「銀河が先かブラックホールが先か」長年の疑問に挑む新たな研究結果
銀河の中心部には巨大なブラックホールが存在すると考えられています。そうなると必然的に生じるのが「銀河が先か、ブラックホールが先か」という疑問です。これまでは銀河が形成された後にブラックホールが誕生したというのが定説でした。 今日の宇宙画像 しかし、ソルボンヌ大学のJoseph Silk氏などの研究チームは、「ジェイムズ・ウェッブ宇宙望遠鏡」による初期宇宙の観測データとシミュレーション結果を組み合わせた結果、銀河とブラックホールはほぼ同時に誕生し、ブラックホールが銀河の星形成を加速したとする研究結果を発表しました。
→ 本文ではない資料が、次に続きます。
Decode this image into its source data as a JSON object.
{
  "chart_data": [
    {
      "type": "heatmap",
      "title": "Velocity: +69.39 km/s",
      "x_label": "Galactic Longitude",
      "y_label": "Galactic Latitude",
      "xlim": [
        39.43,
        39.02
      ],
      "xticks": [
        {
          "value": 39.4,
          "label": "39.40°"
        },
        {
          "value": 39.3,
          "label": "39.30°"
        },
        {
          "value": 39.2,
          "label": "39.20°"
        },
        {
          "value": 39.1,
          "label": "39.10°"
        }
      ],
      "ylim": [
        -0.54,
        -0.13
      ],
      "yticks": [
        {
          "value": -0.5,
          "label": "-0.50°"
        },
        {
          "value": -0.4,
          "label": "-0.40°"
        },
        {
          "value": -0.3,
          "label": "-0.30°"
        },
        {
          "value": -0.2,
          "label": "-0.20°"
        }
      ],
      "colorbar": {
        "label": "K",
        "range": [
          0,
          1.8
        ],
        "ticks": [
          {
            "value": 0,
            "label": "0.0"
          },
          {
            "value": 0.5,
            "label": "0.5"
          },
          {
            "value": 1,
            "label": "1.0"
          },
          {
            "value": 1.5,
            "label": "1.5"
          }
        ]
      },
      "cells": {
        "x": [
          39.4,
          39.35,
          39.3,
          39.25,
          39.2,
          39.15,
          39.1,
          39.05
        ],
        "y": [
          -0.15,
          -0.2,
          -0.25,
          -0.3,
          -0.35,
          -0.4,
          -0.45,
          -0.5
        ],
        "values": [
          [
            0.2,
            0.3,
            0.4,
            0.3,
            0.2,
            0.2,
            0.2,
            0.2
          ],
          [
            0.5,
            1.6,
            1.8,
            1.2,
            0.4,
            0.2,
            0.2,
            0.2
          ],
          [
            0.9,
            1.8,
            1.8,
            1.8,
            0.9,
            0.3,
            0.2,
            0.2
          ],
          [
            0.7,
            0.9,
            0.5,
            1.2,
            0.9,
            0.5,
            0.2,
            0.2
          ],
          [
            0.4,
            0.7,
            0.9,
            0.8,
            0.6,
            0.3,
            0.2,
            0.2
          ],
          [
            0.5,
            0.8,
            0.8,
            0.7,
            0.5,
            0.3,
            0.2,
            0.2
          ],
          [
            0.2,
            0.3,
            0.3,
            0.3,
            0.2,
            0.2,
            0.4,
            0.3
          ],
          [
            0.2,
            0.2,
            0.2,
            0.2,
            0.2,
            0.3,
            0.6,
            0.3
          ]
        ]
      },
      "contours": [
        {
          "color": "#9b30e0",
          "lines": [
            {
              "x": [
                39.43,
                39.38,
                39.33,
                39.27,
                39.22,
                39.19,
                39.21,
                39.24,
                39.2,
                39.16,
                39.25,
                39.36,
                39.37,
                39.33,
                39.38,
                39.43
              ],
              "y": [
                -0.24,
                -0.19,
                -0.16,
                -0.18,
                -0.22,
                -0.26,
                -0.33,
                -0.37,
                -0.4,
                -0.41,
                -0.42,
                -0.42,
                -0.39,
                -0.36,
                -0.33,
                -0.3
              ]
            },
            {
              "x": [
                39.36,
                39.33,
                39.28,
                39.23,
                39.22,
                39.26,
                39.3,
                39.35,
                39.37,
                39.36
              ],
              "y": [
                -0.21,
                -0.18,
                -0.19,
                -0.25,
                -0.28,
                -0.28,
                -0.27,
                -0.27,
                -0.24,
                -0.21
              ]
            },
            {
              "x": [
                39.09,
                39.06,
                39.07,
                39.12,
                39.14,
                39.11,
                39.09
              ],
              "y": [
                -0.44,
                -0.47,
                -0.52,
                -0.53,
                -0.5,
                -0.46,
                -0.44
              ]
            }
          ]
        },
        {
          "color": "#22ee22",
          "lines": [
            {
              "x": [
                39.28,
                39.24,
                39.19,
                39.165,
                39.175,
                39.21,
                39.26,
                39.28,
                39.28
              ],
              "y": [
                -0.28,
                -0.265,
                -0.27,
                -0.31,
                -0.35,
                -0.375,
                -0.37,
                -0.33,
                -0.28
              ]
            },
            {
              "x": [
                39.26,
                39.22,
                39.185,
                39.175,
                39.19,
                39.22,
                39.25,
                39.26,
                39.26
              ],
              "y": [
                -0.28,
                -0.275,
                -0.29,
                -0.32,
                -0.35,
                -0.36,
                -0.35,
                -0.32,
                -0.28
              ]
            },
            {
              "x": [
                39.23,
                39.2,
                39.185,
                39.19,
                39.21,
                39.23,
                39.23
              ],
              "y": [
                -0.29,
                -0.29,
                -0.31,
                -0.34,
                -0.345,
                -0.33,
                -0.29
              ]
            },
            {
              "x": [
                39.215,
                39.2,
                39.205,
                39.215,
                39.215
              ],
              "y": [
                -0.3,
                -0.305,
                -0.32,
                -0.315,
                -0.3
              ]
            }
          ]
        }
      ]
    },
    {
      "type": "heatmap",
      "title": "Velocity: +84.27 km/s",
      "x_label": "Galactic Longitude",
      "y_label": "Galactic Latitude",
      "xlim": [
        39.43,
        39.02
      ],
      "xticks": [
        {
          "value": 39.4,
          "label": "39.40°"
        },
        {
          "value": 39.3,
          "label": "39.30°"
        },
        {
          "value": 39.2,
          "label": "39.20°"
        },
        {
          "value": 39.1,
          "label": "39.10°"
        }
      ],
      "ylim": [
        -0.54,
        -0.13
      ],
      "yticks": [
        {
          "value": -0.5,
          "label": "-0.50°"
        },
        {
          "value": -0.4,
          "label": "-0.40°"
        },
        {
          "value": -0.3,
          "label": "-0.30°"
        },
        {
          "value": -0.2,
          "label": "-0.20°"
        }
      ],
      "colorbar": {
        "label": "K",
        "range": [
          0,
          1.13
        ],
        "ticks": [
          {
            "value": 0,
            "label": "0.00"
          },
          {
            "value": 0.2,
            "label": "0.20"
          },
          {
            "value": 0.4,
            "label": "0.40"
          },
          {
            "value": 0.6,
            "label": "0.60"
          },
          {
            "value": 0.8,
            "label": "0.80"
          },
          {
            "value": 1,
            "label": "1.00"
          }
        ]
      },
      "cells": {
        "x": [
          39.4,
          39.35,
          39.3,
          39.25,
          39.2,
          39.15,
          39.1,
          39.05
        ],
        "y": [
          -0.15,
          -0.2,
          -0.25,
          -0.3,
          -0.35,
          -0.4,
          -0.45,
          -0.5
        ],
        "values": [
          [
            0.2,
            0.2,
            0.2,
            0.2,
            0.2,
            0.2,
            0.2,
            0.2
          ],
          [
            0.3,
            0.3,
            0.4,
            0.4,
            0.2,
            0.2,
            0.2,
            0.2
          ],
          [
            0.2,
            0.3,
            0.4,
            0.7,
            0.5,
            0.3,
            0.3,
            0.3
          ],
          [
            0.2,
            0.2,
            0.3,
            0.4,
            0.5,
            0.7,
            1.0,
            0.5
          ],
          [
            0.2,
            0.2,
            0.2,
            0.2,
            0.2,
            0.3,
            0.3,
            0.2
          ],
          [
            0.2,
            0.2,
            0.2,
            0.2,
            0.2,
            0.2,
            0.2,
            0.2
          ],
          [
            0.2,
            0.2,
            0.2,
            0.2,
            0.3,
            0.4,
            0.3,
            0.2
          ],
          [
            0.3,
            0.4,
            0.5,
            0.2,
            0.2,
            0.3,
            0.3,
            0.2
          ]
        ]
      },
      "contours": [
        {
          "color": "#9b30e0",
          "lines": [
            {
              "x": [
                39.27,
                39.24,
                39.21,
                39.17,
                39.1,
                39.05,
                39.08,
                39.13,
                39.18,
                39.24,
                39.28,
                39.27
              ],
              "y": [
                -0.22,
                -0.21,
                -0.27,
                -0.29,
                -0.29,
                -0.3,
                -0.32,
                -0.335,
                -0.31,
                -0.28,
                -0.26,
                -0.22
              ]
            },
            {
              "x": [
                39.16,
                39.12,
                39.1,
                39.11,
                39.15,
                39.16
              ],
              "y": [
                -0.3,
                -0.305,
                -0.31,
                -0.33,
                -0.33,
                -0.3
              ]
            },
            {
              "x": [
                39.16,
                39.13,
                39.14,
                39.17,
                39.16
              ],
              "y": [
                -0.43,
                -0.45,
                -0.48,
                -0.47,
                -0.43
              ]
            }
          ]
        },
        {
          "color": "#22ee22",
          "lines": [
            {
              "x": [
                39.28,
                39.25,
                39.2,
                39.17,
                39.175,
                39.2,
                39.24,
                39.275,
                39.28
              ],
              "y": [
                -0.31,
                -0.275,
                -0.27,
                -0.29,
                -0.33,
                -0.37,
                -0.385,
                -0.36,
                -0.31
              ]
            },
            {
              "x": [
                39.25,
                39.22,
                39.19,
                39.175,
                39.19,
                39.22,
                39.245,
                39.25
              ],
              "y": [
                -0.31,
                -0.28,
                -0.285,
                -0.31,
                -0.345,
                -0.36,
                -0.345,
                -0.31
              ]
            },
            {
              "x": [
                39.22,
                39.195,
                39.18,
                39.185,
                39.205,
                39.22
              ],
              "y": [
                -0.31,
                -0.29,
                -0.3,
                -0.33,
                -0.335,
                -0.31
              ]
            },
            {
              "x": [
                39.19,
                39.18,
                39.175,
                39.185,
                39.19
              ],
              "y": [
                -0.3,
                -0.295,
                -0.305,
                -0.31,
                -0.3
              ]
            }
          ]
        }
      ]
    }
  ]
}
これはウェッブ宇宙望遠鏡の観測で示された初期の銀河が予想より多く存在する可能性を裏付ける成果です。
■「銀河が先か、ブラックホールが先か」
「鶏が先か、卵が先か」は生物学に絡む哲学的ジレンマとしてよく知られています。これと似たような問題として、天文学には「銀河が先か、ブラックホールが先か」というジレンマがあります。私たちが住む天の川銀河を含む多くの銀河はその中心部に巨大なブラックホールがあると考えられています。では、銀河とブラックホール、どちらが先に誕生したのでしょうか? ブラックホールが先だとすると、その強大な重力によって周りの物質が引き寄せられ、やがて銀河が形成されたと考えることができます。一方で銀河が先だとすると、銀河という物質の集団内で誕生した巨大な恒星の重力崩壊によってブラックホールができたと考えることができます。どちらも尤もらしいため、順番に関する疑問が生じるというわけです。 これまでは「銀河が先、ブラックホールは後」という考えが定説でした。銀河の中心部にあるような巨大なブラックホールは、初期の宇宙でのみ形成されるような非常に巨大な恒星が起源だと考えられているためです。そのような恒星は “あっという間” に超新星爆発を起こし、中心核が重力崩壊してブラックホールが誕生します。このブラックホールが周りにある大量の物質を引き寄せたことで、現在のような巨大なブラックホールへ成長した、と考えられるためです。 この考えに基づくと、巨大なブラックホールの “種” は巨大な恒星の誕生と重力崩壊なくしては撒かれません。そして恒星はガスの塊から誕生すると考えられます。ガスの塊同士がお互いの重力で寄り集まったものが銀河の最初期の形態であると考えられることから、銀河はブラックホールに先駆けて誕生した、とこれまでは考えられてきました。